Canvases are at once free and composed, finely balanced between the majestic splashiness of abstract expressionism and a more ironic 1960s mood. A journey to New York’s golden age.

The Guardian

Turner Contemporary presents the first institutional exhibition in Europe dedicated to pioneering artist Ed Clark (1926-2019). The exhibition unites paintings and works on paper from the 1940s to 2000s, including loans from The Art Institute of Chicago, Brooklyn Museum and Detroit Institute of Arts, many of which have not been seen outside the USA.

Though late to receive international acclaim, Clark’s contributions to contemporary art were significant, notably through his innovative push broom technique and shaped canvases. Today, Clark is recognised as a groundbreaking figure within the New York School of Abstraction.

Born in New Orleans and raised in Chicago, Clark used credits from his G.I. Bill to attend the prestigious Art Institute of Chicago from 1947 to 1951. In 1952, he furthered his studies at the Académie de la Grande Chaumière in Paris, where he would return to make work for the rest of his life. Clark’s experiences in the bohemian quarter of Montparnasse and, later, New York’s downtown scene deeply influenced his shift towards abstraction and working on a large scale. In 1956, he adopted the use of a 48-inch push broom to allow him to drive paint across the canvas with great force, a technique known as ‘the big sweep’ and exemplified in works such as Locomotion 1963. On his return to the US that year, Clark settled in New York, where he co-founded the influential Brata Gallery and created Untitled 1957, a seminal piece in the evolution of shaped painting and a highlight of the exhibition’s section devoted to Clark’s early canvases.

Travel and how a sense of place profoundly influenced Clark’s work will be at the heart of the exhibition. In 1971, visiting artist Jack Whitten in Crete proved transformative. As the Mediterranean light inspired a new colour palette, so it motivated him to seek out different lights and atmospheres, including in Nigeria, Brazil, Mexico, Egypt, China and Japan, as well as across the US. This theme is explored in depth throughout the exhibition with works on paper and paintings including Untitled 1970 – an example of his oval-shaped canvases first made in Vétheuil, France – Untitled from Louisiana Series 1978-80 and the dazzling Ife Rose 1974.
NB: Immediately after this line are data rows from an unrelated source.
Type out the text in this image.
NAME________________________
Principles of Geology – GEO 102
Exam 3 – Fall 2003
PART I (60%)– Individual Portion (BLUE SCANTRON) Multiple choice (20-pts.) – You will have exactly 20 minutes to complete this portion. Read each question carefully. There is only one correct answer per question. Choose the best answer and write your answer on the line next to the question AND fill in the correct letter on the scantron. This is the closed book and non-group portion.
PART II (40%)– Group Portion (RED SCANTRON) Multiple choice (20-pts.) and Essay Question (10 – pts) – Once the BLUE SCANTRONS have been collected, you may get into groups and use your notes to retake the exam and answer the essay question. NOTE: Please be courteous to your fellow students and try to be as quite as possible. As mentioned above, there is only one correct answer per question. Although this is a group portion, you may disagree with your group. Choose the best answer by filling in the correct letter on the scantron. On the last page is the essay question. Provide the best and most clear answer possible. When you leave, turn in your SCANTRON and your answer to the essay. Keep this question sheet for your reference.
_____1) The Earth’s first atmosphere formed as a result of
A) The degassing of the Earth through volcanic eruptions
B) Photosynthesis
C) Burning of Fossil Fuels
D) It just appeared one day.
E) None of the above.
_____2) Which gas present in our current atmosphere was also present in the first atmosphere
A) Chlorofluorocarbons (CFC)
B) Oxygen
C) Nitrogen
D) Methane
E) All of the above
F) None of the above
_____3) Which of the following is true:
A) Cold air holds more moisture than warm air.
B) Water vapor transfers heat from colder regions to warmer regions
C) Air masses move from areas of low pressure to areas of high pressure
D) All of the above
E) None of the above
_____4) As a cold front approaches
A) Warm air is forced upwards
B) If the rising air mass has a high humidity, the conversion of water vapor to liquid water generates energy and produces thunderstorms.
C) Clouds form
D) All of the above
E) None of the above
Set against the expansive North Sea, Turner Contemporary is uniquely placed to explore how, as one contemporary critic observed, Clark’s canvases registered his “sensitivity to the pigmentation of the earth and the colour of the skies”.

The exhibition concludes with key examples of paintings from the mid-1980s to 2000s, a period when Clark brought new structures to his compositions with sweeping rainbows, tubes, and waves of colour.   Seen together, these works underscore Clark’s enduring fascination with his material. In his own words, “The paint is the subject.”
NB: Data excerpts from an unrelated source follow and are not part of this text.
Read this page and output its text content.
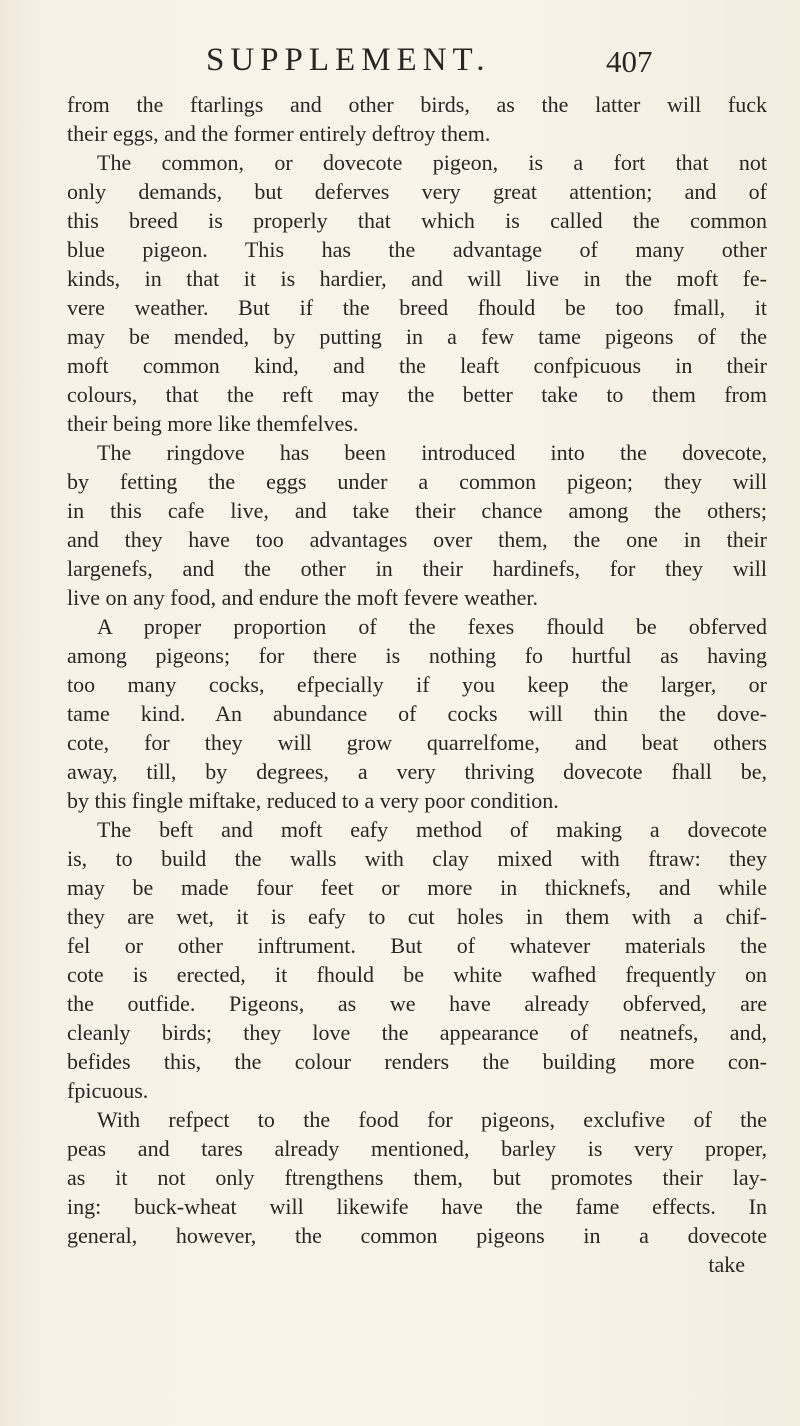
SUPPLEMENT.	407
from the ftarlings and other birds, as the latter will fuck
their eggs, and the former entirely deftroy them.
The common, or dovecote pigeon, is a fort that not
only demands, but deferves very great attention; and of
this breed is properly that which is called the common
blue pigeon. This has the advantage of many other
kinds, in that it is hardier, and will live in the moft fe-
vere weather. But if the breed fhould be too fmall, it
may be mended, by putting in a few tame pigeons of the
moft common kind, and the leaft confpicuous in their
colours, that the reft may the better take to them from
their being more like themfelves.
The ringdove has been introduced into the dovecote,
by fetting the eggs under a common pigeon; they will
in this cafe live, and take their chance among the others;
and they have too advantages over them, the one in their
largenefs, and the other in their hardinefs, for they will
live on any food, and endure the moft fevere weather.
A proper proportion of the fexes fhould be obferved
among pigeons; for there is nothing fo hurtful as having
too many cocks, efpecially if you keep the larger, or
tame kind. An abundance of cocks will thin the dove-
cote, for they will grow quarrelfome, and beat others
away, till, by degrees, a very thriving dovecote fhall be,
by this fingle miftake, reduced to a very poor condition.
The beft and moft eafy method of making a dovecote
is, to build the walls with clay mixed with ftraw: they
may be made four feet or more in thicknefs, and while
they are wet, it is eafy to cut holes in them with a chif-
fel or other inftrument. But of whatever materials the
cote is erected, it fhould be white wafhed frequently on
the outfide. Pigeons, as we have already obferved, are
cleanly birds; they love the appearance of neatnefs, and,
befides this, the colour renders the building more con-
fpicuous.
With refpect to the food for pigeons, exclufive of the
peas and tares already mentioned, barley is very proper,
as it not only ftrengthens them, but promotes their lay-
ing: buck-wheat will likewife have the fame effects. In
general, however, the common pigeons in a dovecote
take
I have never seen the galleries at Turner Contemporary look so good. The North Gallery in particular, flooded with cool light through high ribbon windows, could have been made with this group of paintings by Ed Clark in mind. A series of shimmering horizontals, rippling with colour, lead the eye from one canvas to the next. It is as if sea and air and light were distilled into paint.

Contemporary Arts Society

His palette is at once dissonant and harmonious and his broad, broom-size brushstrokes convey remarkable visual eloquence.

artnet

He made paintings distinguished by their energy, drama and generous strokes of seductive colour.

Culture Type

 It has a visceral energy, but also a stillness. It was the perfect depiction of the energy I’ve found living by the sea.